Qu’il voulait l’empereur, lui parler et l’entendre,
Lui dire qu’il devait vivre pour le défendre ;
« Ah ! sire, n’est-ce pas que je ne mourrai pas ?
« Qu’ils mentent tous ? » Et puis il lui tendait les bras ;
Et s’attachant à lui, comme on fait à sa proie,
Comme à l’esquif sauveur le marin qui se noie,
Et menaçant toujours de l’œil les ennemis,
Il lui prenait les mains, il touchait ses habits :
Comme si celui-là, par son puissant génie,
Pouvait, pareil au Christ, suspendre l’agonie.
« Non, tu ne mourras pas, » répondait l’empereur,
« Pour me servir encor j’ai besoin de ton cœur ! »

Pourtant, comme Dieu seul ôte et donne la vie,
Cette ame généreuse au monde fut ravie.
Napoléon pleura ; la grande armée en deuil
Vint le voir sous sa tente et suivit son cercueil ;
Et l’empereur fit plus, pour honorer sa cendre,
Que pour Éphestion n’avait fait Alexandre.

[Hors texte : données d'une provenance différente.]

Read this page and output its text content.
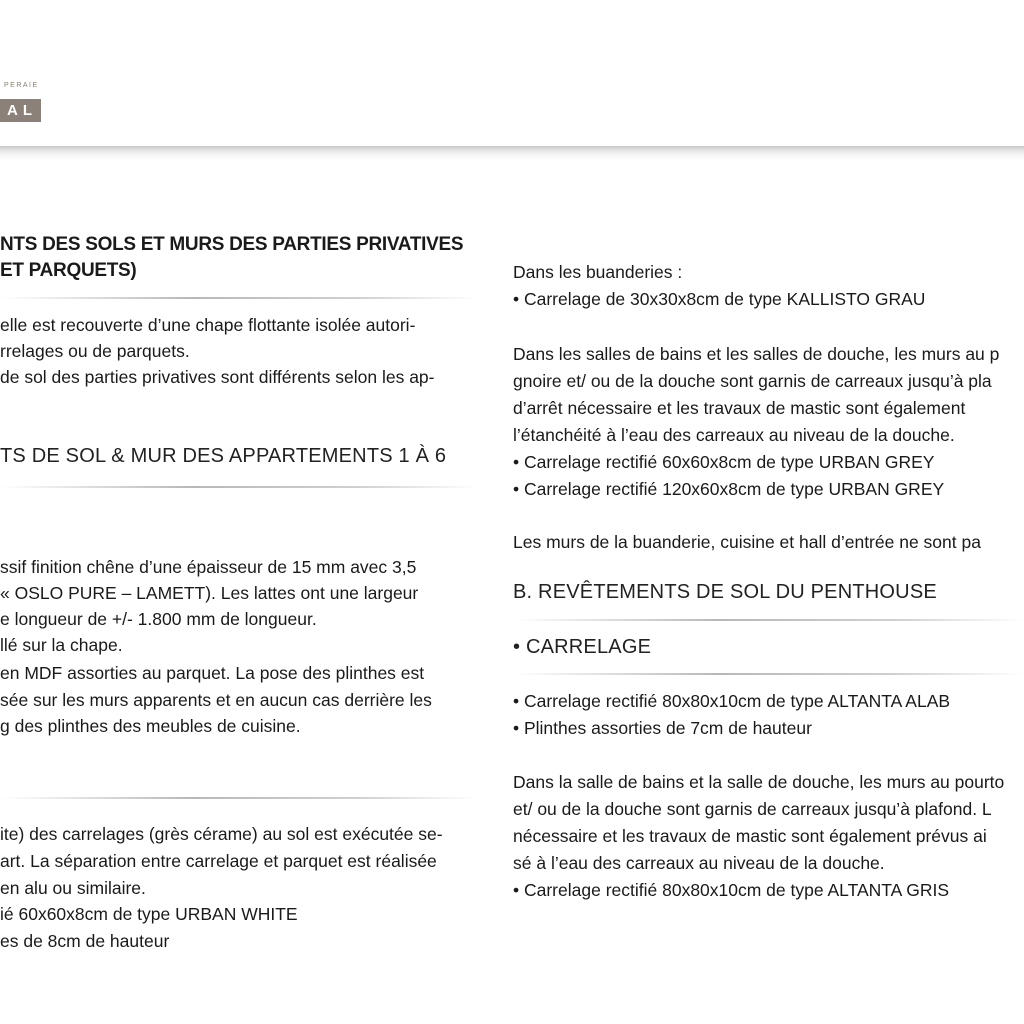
PERAIE
AL
NTS DES SOLS ET MURS DES PARTIES PRIVATIVES
ET PARQUETS)
elle est recouverte d’une chape flottante isolée autori-
rrelages ou de parquets.
de sol des parties privatives sont différents selon les ap-
TS DE SOL & MUR DES APPARTEMENTS 1 À 6
ssif finition chêne d’une épaisseur de 15 mm avec 3,5
« OSLO PURE – LAMETT). Les lattes ont une largeur
e longueur de +/- 1.800 mm de longueur.
llé sur la chape.
en MDF assorties au parquet. La pose des plinthes est
sée sur les murs apparents et en aucun cas derrière les
g des plinthes des meubles de cuisine.
ite) des carrelages (grès cérame) au sol est exécutée se-
art. La séparation entre carrelage et parquet est réalisée
en alu ou similaire.
ié 60x60x8cm de type URBAN WHITE
es de 8cm de hauteur
Dans les buanderies :
• Carrelage de 30x30x8cm de type KALLISTO GRAU
Dans les salles de bains et les salles de douche, les murs au p
gnoire et/ ou de la douche sont garnis de carreaux jusqu’à pla
d’arrêt nécessaire et les travaux de mastic sont également
l’étanchéité à l’eau des carreaux au niveau de la douche.
• Carrelage rectifié 60x60x8cm de type URBAN GREY
• Carrelage rectifié 120x60x8cm de type URBAN GREY
Les murs de la buanderie, cuisine et hall d’entrée ne sont pa
B. REVÊTEMENTS DE SOL DU PENTHOUSE
• CARRELAGE
• Carrelage rectifié 80x80x10cm de type ALTANTA ALAB
• Plinthes assorties de 7cm de hauteur
Dans la salle de bains et la salle de douche, les murs au pourto
et/ ou de la douche sont garnis de carreaux jusqu’à plafond. L
nécessaire et les travaux de mastic sont également prévus ai
sé à l’eau des carreaux au niveau de la douche.
• Carrelage rectifié 80x80x10cm de type ALTANTA GRIS
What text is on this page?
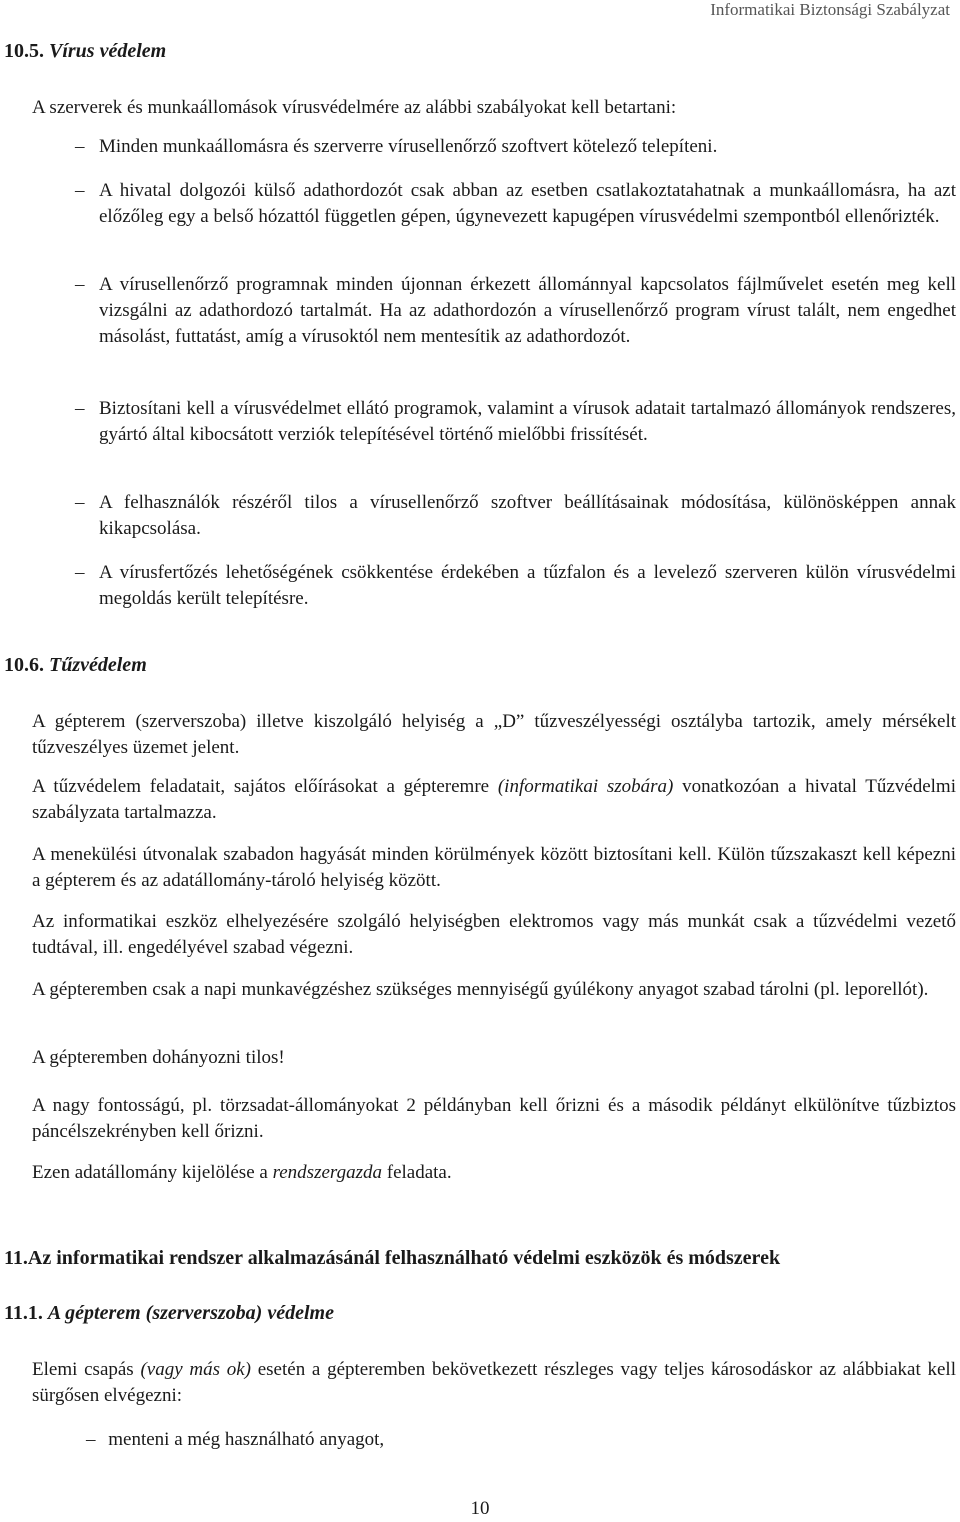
Informatikai Biztonsági Szabályzat
10.5. Vírus védelem
A szerverek és munkaállomások vírusvédelmére az alábbi szabályokat kell betartani:
– Minden munkaállomásra és szerverre vírusellenőrző szoftvert kötelező telepíteni.
– A hivatal dolgozói külső adathordozót csak abban az esetben csatlakoztatahatnak a munkaállomásra, ha azt előzőleg egy a belső hózattól független gépen, úgynevezett kapugépen vírusvédelmi szempontból ellenőrizték.
– A vírusellenőrző programnak minden újonnan érkezett állománnyal kapcsolatos fájlművelet esetén meg kell vizsgálni az adathordozó tartalmát. Ha az adathordozón a vírusellenőrző program vírust talált, nem engedhet másolást, futtatást, amíg a vírusoktól nem mentesítik az adathordozót.
– Biztosítani kell a vírusvédelmet ellátó programok, valamint a vírusok adatait tartalmazó állományok rendszeres, gyártó által kibocsátott verziók telepítésével történő mielőbbi frissítését.
– A felhasználók részéről tilos a vírusellenőrző szoftver beállításainak módosítása, különösképpen annak kikapcsolása.
– A vírusfertőzés lehetőségének csökkentése érdekében a tűzfalon és a levelező szerveren külön vírusvédelmi megoldás került telepítésre.
10.6. Tűzvédelem
A gépterem (szerverszoba) illetve kiszolgáló helyiség a „D” tűzveszélyességi osztályba tartozik, amely mérsékelt tűzveszélyes üzemet jelent.
A tűzvédelem feladatait, sajátos előírásokat a gépteremre (informatikai szobára) vonatkozóan a hivatal Tűzvédelmi szabályzata tartalmazza.
A menekülési útvonalak szabadon hagyását minden körülmények között biztosítani kell. Külön tűzszakaszt kell képezni a gépterem és az adatállomány-tároló helyiség között.
Az informatikai eszköz elhelyezésére szolgáló helyiségben elektromos vagy más munkát csak a tűzvédelmi vezető tudtával, ill. engedélyével szabad végezni.
A gépteremben csak a napi munkavégzéshez szükséges mennyiségű gyúlékony anyagot szabad tárolni (pl. leporellót).
A gépteremben dohányozni tilos!
A nagy fontosságú, pl. törzsadat-állományokat 2 példányban kell őrizni és a második példányt elkülönítve tűzbiztos páncélszekrényben kell őrizni.
Ezen adatállomány kijelölése a rendszergazda feladata.
11.Az informatikai rendszer alkalmazásánál felhasználható védelmi eszközök és módszerek
11.1. A gépterem (szerverszoba) védelme
Elemi csapás (vagy más ok) esetén a gépteremben bekövetkezett részleges vagy teljes károsodáskor az alábbiakat kell sürgősen elvégezni:
– menteni a még használható anyagot,
10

Les grenadiers à pied, aux larges revers blancs,
S’avançaient les premiers et venaient à pas lents,
Les fusils renversés, l’aspect sombre et sévère,
Les crêpes aux drapeaux, l’œil baissé vers la terre ;
Et les chevau-légers, ces braves Polonais
Qui versaient tous leur sang pour nous autres Français,
Pour nous qui n’avons su, dans sa grande agonie,
Qu’envoyer une aumône à leur pauvre patrie !

Et puis venaient des chants et de pieuses voix,
Le clergé de Paris avec toutes ses croix ;
Car, afin d’honorer si haute renommée,
L’empereur unissait et l’Église et l’armée.
Et le cercueil enfin entouré de drapeaux
Et tiré lentement par quatre noirs chevaux,
Et derrière le char, le cheval de batailles
Suivant le col baissé les belles funérailles ;
Et les tambours voilés, aux sombres roulemens,
Et le tam-tam d’Asie, aux aigres tintemens ;
Et moi qu’en ce moment le noir chagrin assiège,
Tout enfant, je voyais défiler ce cortège,
Et son aspect lugubre a bien dû m’attrister,
Puisqu’après vingt-cinq ans je puis le raconter.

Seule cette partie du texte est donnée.